Dmitri Shostakovich: Symphony No.7 in C, Op.60
Verfasst: Mi 23. Feb 2005, 16:05
Dmitri Shostakovich – Symphony No.7 in C, Op.60, ‚Leningrad’
Leningrad Philharmonic Orchestra conducted by Mariss Jansons
„Stereoplay“ schreibt:
Genosse gewaltig
Bleiben wir bei Schostakowitsch. Während der Belagerung Leningrads schrieb Genosse Dimitri eine Symphonie mit Sprengkraft. Die Partitur ließ Stalin auf Mikrofilm kopieren und aus der belagerten Stadt ausfliegen. Im ersten Satz rücken die Deutschen an. Eine kleine, harmlose Melodie schraubt sich zu brachialer Orchesterkraft auf. Ein Ohrwurm des Grauens. Herrlich plastisch sowie schauderhaft und effektsicher gespielt von den Leningrader Philharmonikern unter Mariss Jansons. Tipp: Die Leningrader sitzen komplett anders als die meisten europäischen und amerikanischen Orchester. Die räumliche Qualität der Kette ist gefragt.
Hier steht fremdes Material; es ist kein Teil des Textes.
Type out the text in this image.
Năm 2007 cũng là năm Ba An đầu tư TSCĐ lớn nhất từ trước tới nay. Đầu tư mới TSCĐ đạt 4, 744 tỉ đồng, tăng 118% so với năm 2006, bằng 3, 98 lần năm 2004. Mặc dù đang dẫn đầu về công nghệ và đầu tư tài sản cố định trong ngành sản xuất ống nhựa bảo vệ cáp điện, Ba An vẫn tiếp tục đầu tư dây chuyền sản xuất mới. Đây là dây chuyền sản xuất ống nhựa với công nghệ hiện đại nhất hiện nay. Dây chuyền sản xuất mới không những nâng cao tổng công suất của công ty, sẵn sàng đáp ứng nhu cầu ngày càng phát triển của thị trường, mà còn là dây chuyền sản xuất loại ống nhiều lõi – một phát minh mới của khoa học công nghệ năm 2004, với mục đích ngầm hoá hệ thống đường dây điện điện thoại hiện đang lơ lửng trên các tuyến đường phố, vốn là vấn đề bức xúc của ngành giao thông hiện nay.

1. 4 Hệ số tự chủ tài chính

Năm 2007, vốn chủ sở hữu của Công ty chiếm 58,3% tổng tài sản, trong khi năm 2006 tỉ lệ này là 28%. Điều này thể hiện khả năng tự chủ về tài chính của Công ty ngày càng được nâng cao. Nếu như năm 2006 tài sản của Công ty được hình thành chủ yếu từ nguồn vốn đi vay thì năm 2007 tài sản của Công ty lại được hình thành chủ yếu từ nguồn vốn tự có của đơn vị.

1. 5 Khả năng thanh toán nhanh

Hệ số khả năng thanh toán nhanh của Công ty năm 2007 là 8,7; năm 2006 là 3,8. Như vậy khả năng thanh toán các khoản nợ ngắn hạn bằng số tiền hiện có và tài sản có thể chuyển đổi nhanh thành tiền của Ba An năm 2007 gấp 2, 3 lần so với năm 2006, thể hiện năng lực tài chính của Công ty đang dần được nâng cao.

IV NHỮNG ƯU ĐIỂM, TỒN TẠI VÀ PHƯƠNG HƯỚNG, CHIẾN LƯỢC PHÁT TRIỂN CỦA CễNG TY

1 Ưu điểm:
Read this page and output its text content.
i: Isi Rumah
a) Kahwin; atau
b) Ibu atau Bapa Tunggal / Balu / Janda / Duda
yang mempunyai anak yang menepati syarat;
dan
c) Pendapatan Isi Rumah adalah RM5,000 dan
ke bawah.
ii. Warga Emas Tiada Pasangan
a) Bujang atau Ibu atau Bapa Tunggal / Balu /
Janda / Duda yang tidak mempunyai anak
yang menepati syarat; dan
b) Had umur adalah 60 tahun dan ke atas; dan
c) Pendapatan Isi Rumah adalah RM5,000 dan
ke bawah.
Erst hörend selbst entschlüsseln, dann das Booklet aufschlagen, das ausplaudert, wie es klingen
(sitzen) soll.
Die Sinfonie besteht aus 4 Sätzen:
I: Allegretto Krieg
II: Moderato (Poco allegretto) Erinnerung
III: Adagio Heimatliche Weiten
IV: Allegro non troppo Sieg
Die Bezeichnungen der Sätze wurden aus dem deutschen Teil des Booklets übernommen, tauchen ansonsten nicht auf, aber ich finde die passen genauso wie ich es auch empfinde.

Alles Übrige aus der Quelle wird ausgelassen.